I like you Darren Criss, but this picture?
Kinda like the show as a whole: flashy, bizarre and the slightest bit
douchey.
The worst part
is that in the midst of all the mockery and hostility, few people seem to
appreciate just how masterfully constructed Titanic
really is. On paper, the central romance is somewhat conventional and
far-fetched, but Leonardo DiCaprio and Kate Winslet share such natural,
intoxicating chemistry that their characters’ relationship is never less than
believable, even though they only know each other for a couple days. But Titanic is more than a simple story
about star-crossed lovers. It’s also an exploration of early 20th
century class relations and a coming-of-age tale about a sophisticated yet
fiercely independent woman who discovers her own inner strength and learns to
survive in a callous, unjust world. And most notably, it’s an allegory about hubris
and what happens when the illusion of control that humans so cherish is shattered.
What makes the movie so devastating and memorable is not the romance at its
center, as poignant as that is, but the morality tale intertwined with it, the
horror of watching thousands of people descend into anarchy as they gradually
begin to recognize the fragility of their existence.
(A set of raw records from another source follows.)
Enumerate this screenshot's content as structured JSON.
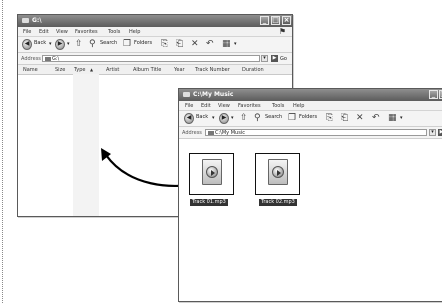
{
  "left_window": {
    "title": "G:\\",
    "menu": [
      "File",
      "Edit",
      "View",
      "Favorites",
      "Tools",
      "Help"
    ],
    "toolbar": {
      "back": "Back",
      "search": "Search",
      "folders": "Folders"
    },
    "address": {
      "label": "Address",
      "value": "G:\\",
      "go": "Go"
    },
    "columns": [
      "Name",
      "Size",
      "Type",
      "Artist",
      "Album Title",
      "Year",
      "Track Number",
      "Duration"
    ]
  },
  "right_window": {
    "title": "C:\\My Music",
    "menu": [
      "File",
      "Edit",
      "View",
      "Favorites",
      "Tools",
      "Help"
    ],
    "toolbar": {
      "back": "Back",
      "search": "Search",
      "folders": "Folders"
    },
    "address": {
      "label": "Address",
      "value": "C:\\My Music"
    },
    "files": [
      {
        "name": "Track 01.mp3",
        "icon": "mp3-file-icon"
      },
      {
        "name": "Track 02.mp3",
        "icon": "mp3-file-icon"
      }
    ]
  },
  "drag_arrow": {
    "icon": "drag-arrow",
    "color": "#000000"
  }
}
The Titanic isn’t just a
ship; it’s also a symbol of power and civilization, and the events that unfold
after it strikes the iceberg feel utterly authentic in their depiction of
panic, selfishness, despair, savagery, perseverance and courage in the face of
near-certain death. It’s a vision of destruction, lost innocence and unexpected
grace that’s bizarrely, almost disturbingly resonant in our post-September 11
world. It seems to say, we are all kings of the world. Until we aren’t.